Question

[Maths]

$\large \underbrace{ \overbrace{ \over \underline{\texttt{Question:-}}}}$
Find the nature of the following quadratic equations:

$\dag \: \: \green{ \tt {x}^{2} - 2 \sqrt{3} - 1 = 0 }$
If real roots exists, find them.​

Answer 1

Answer:

• Roots are real and distinct.
• Real root which exists are √3 ± 2.

Step-by-step explanation:

Given

• x² - 2√3x - 1 = 0

To find

• Nature of the quadratic equation.
• If real roots exists, find them.

Solution

Let's find out the discriminant.

✮The discriminant of a quadratic equation tells us whether there are two solutions, one solution, or no solutions.

⇾ D = b² - 4ac

⇾ x² - 2√3x - 1 = 0

Comparing with quadratic equation :

• ax² + bx + c = 0

We get :

• a = 1
• b = -2√3
• c = -1

With the discriminant :

• b² - 4ac

We get :

• b = -2√3
• a = 1
• c = -1

Substituting we get :

• (-2√3)² - 4(1)(-1)
• (-2√3 × -2√3) - 4(-1)
• (-2 × -2) (√3 × √3) + 4
• (4) (3) + 4
• 12 + 4
• 16

Hence, the discriminant is 16.

And it is > 0 , hence the roots are real and distinct.

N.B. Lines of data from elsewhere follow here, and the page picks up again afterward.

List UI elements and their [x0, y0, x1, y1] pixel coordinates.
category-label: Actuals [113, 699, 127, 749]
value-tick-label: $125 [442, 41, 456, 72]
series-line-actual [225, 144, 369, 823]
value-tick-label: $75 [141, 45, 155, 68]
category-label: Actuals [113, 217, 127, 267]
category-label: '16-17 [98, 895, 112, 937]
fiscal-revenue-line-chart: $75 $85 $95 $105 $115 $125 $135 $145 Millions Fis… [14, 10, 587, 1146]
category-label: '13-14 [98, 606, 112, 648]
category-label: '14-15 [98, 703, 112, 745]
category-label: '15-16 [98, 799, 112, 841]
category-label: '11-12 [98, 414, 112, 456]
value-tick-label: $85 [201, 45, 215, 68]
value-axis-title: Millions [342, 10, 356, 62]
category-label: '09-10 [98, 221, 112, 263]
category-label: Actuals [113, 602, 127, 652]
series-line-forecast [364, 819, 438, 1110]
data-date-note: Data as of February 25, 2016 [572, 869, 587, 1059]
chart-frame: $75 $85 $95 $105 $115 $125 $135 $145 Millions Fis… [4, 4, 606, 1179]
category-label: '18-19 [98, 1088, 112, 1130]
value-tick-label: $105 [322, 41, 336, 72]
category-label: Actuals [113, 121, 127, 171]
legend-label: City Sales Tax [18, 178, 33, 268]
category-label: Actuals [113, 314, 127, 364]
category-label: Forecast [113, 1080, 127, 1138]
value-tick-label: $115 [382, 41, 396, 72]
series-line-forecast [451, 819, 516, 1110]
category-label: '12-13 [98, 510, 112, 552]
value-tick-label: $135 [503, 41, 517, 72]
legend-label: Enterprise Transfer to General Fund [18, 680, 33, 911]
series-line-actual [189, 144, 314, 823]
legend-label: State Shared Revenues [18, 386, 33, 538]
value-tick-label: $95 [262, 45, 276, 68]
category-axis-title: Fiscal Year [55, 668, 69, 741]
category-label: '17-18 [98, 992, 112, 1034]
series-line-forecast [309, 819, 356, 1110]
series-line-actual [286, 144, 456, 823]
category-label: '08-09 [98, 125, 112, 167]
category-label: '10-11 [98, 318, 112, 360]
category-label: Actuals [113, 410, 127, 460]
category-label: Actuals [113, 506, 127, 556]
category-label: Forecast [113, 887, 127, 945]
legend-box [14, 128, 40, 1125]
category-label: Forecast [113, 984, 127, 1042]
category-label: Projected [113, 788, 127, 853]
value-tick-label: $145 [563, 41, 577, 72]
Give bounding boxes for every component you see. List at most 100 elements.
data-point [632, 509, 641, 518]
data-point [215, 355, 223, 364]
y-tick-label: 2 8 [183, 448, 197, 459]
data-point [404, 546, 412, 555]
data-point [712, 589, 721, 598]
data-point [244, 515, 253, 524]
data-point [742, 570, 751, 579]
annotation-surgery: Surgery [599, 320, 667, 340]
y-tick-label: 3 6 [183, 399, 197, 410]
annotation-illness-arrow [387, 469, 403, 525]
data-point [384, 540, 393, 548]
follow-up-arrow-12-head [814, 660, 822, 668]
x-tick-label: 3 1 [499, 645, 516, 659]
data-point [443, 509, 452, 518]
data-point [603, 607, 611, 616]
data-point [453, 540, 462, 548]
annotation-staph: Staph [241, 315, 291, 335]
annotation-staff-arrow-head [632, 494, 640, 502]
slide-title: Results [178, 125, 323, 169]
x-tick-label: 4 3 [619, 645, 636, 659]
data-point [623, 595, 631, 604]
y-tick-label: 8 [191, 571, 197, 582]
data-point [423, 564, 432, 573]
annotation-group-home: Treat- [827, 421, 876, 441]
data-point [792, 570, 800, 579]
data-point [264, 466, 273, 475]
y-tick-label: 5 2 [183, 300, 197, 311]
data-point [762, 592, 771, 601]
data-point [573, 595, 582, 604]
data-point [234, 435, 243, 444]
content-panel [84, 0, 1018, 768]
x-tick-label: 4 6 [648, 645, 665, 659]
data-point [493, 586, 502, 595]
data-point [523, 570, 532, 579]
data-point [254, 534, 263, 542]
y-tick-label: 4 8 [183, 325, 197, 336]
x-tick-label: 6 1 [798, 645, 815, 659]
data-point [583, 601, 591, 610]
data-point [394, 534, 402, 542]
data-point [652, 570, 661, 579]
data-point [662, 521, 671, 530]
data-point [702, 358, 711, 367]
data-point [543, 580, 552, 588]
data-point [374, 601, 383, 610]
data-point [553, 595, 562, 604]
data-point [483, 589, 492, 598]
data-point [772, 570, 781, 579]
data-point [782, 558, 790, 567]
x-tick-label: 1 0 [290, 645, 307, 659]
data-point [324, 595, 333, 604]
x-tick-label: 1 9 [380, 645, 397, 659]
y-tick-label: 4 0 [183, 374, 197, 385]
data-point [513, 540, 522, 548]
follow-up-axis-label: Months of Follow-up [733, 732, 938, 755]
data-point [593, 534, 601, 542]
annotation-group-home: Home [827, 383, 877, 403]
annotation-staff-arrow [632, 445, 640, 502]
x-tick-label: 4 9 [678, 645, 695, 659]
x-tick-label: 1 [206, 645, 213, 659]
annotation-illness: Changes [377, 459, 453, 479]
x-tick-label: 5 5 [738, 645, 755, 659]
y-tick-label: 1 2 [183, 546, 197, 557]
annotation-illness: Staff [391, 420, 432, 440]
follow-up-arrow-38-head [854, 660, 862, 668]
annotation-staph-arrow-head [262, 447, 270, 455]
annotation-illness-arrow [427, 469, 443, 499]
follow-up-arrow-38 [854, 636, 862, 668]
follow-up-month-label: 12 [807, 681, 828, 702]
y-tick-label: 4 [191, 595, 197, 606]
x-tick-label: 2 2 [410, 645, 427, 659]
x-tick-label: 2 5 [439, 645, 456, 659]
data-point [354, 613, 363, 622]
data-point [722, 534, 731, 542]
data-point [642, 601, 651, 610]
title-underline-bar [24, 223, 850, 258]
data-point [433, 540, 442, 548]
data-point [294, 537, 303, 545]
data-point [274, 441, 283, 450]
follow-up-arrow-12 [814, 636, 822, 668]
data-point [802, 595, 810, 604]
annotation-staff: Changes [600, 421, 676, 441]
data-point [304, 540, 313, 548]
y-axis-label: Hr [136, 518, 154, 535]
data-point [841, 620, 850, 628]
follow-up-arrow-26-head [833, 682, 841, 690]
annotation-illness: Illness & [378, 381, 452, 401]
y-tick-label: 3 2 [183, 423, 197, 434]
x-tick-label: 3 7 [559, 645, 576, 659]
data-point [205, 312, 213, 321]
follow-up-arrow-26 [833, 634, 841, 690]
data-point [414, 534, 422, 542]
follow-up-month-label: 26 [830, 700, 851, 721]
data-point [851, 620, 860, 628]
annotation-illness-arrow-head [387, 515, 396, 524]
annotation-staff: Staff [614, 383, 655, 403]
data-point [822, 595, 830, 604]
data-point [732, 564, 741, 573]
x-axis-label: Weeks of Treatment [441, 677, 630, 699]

Real roots can be found using Sridacharya formula,

• x = -b ± √b² - 4ac / 2a

Substituting we get :

• x = 2√3 ± √16 / 2
• 2√3 ± 4 / 2
• √3 ± 2

Hence, the real root which exists are √3 ± 2.

Know these

• If D > 0 - roots are real and distinct.
• If D < 0 - roots are imaginary.
• If D = 0 - roots are equal.

Answer 2

Correct question

$x^2-2\sqrt{3} x-1=0$

Required method

If we have a quadratic equation, we can use the discriminant to find the nature of the roots. Since discriminant is placed inside the square root, the nature of the roots depends on it. Here, $D$ is the discriminant.

Solution

We have a quadratic equation in the form of $ax^2+bx+c=0$.

Comparing to the equation,

• $a=1$
• $b=-2\sqrt{3}$
• $c=-1$

Now, let's find the discriminant.

Comparing to $D=b^2-4ac$,

$D=(-2\sqrt{3} )^2-4\times1\times(-1)$

   $=12+4$

   $=16>0$

Since $D>0$, the roots are real and different.

Comparing to the quadratic formula $x=\dfrac{-b\pm\sqrt{D} }{2a}$,

$x=\dfrac{2\sqrt{3} \pm\sqrt{16} }{2}$

  $=\dfrac{2\sqrt{3} \pm4}{2}$

  $=\sqrt{3} \pm2$

So, real roots exist and both are $\sqrt{3} \pm2$.

More information

Consider a quadratic equation $ax^2+bx+c=0$.

Let's also consider $D=b^2-4ac$.

If $ac<0$, the discriminant will always be positive, so it has real roots.